“Should I Have One and Then Report Back?”

Long, but fascinating NYT article about Coming Out in Middle School.  I am assuming it is articles like these that scare up the anti-gay marriage base the most.  “Think About the Children” is the most effective anti-gay marriage argument poll-wise.

Choice quotes:

But I knew I was different in second grade — I just didn’t really put a name to it until I was 11. My parents said, ‘How do you know what your sexuality is if you haven’t had any sexual experiences?’ I was like, ‘Should I go and have one and then report back?’ ”

“I definitely lost some friends,” he said, “but no one really made fun of me or called me names, probably because I was one of the most popular kids when I came out. I don’t think I would have come out if I wasn’t popular.”

“When I first realized I was gay,” Austin interjected, “I just assumed I would hide it and be miserable for the rest of my life. But then I said, ‘O.K., wait, I don’t want to hide this and be miserable my whole life.’ ”

Both G.S.A.’s and the Day of Silence have been controversial in places, as some parents and faculty members object to what they see as the promotion of homosexuality in public schools and the “premature sexualization of the students,” as a lawyer for a school in central Florida that was fighting the creation of a G.S.A. put it.

A tall, heavyset 15-year-old now in his first year of high school, Austin said his eighth-grade classmates regularly called him the “gay freak.” They groped themselves in front of him. Not a day went by when someone didn’t call him a “fag,” sometimes with teachers present. And at a football game last fall, several classmates forced him off the bleachers because it wasn’t “the queer section.”

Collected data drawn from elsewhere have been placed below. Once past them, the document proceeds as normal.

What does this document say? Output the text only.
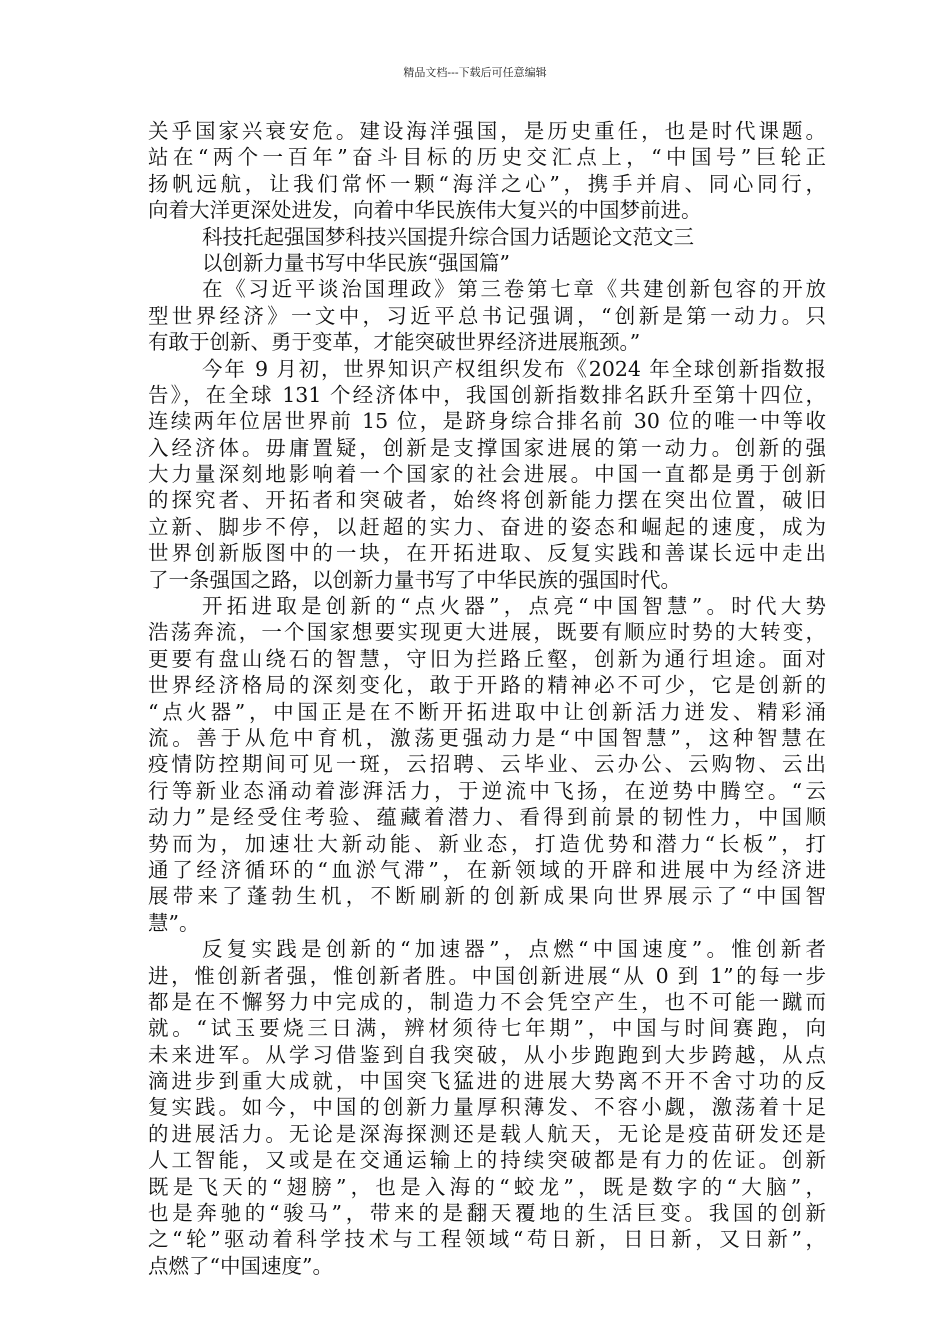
精品文档---下载后可任意编辑
关乎国家兴衰安危。建设海洋强国，是历史重任，也是时代课题。
站在“两个一百年”奋斗目标的历史交汇点上，“中国号”巨轮正
扬帆远航，让我们常怀一颗“海洋之心”，携手并肩、同心同行，
向着大洋更深处进发，向着中华民族伟大复兴的中国梦前进。
科技托起强国梦科技兴国提升综合国力话题论文范文三
以创新力量书写中华民族“强国篇”
在《习近平谈治国理政》第三卷第七章《共建创新包容的开放
型世界经济》一文中，习近平总书记强调，“创新是第一动力。只
有敢于创新、勇于变革，才能突破世界经济进展瓶颈。”
今年 9 月初，世界知识产权组织发布《2024 年全球创新指数报
告》，在全球 131 个经济体中，我国创新指数排名跃升至第十四位，
连续两年位居世界前 15 位，是跻身综合排名前 30 位的唯一中等收
入经济体。毋庸置疑，创新是支撑国家进展的第一动力。创新的强
大力量深刻地影响着一个国家的社会进展。中国一直都是勇于创新
的探究者、开拓者和突破者，始终将创新能力摆在突出位置，破旧
立新、脚步不停，以赶超的实力、奋进的姿态和崛起的速度，成为
世界创新版图中的一块，在开拓进取、反复实践和善谋长远中走出
了一条强国之路，以创新力量书写了中华民族的强国时代。
开拓进取是创新的“点火器”，点亮“中国智慧”。时代大势
浩荡奔流，一个国家想要实现更大进展，既要有顺应时势的大转变，
更要有盘山绕石的智慧，守旧为拦路丘壑，创新为通行坦途。面对
世界经济格局的深刻变化，敢于开路的精神必不可少，它是创新的
“点火器”，中国正是在不断开拓进取中让创新活力迸发、精彩涌
流。善于从危中育机，激荡更强动力是“中国智慧”，这种智慧在
疫情防控期间可见一斑，云招聘、云毕业、云办公、云购物、云出
行等新业态涌动着澎湃活力，于逆流中飞扬，在逆势中腾空。“云
动力”是经受住考验、蕴藏着潜力、看得到前景的韧性力，中国顺
势而为，加速壮大新动能、新业态，打造优势和潜力“长板”，打
通了经济循环的“血淤气滞”，在新领域的开辟和进展中为经济进
展带来了蓬勃生机，不断刷新的创新成果向世界展示了“中国智
慧”。
反复实践是创新的“加速器”，点燃“中国速度”。惟创新者
进，惟创新者强，惟创新者胜。中国创新进展“从 0 到 1”的每一步
都是在不懈努力中完成的，制造力不会凭空产生，也不可能一蹴而
就。“试玉要烧三日满，辨材须待七年期”，中国与时间赛跑，向
未来进军。从学习借鉴到自我突破，从小步跑跑到大步跨越，从点
滴进步到重大成就，中国突飞猛进的进展大势离不开不舍寸功的反
复实践。如今，中国的创新力量厚积薄发、不容小觑，激荡着十足
的进展活力。无论是深海探测还是载人航天，无论是疫苗研发还是
人工智能，又或是在交通运输上的持续突破都是有力的佐证。创新
既是飞天的“翅膀”，也是入海的“蛟龙”，既是数字的“大脑”，
也是奔驰的“骏马”，带来的是翻天覆地的生活巨变。我国的创新
之“轮”驱动着科学技术与工程领域“苟日新，日日新，又日新”，
点燃了“中国速度”。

What had changed? Not only were there increasingly accurate and positive portrayals of gays and lesbians in popular culture, but most teenagers were by then regular Internet users. Going online broke through the isolation that had been a hallmark of being young and gay, and it allowed gay teenagers to find information to refute what their families or churches sometimes still told them — namely, that they would never find happiness and love.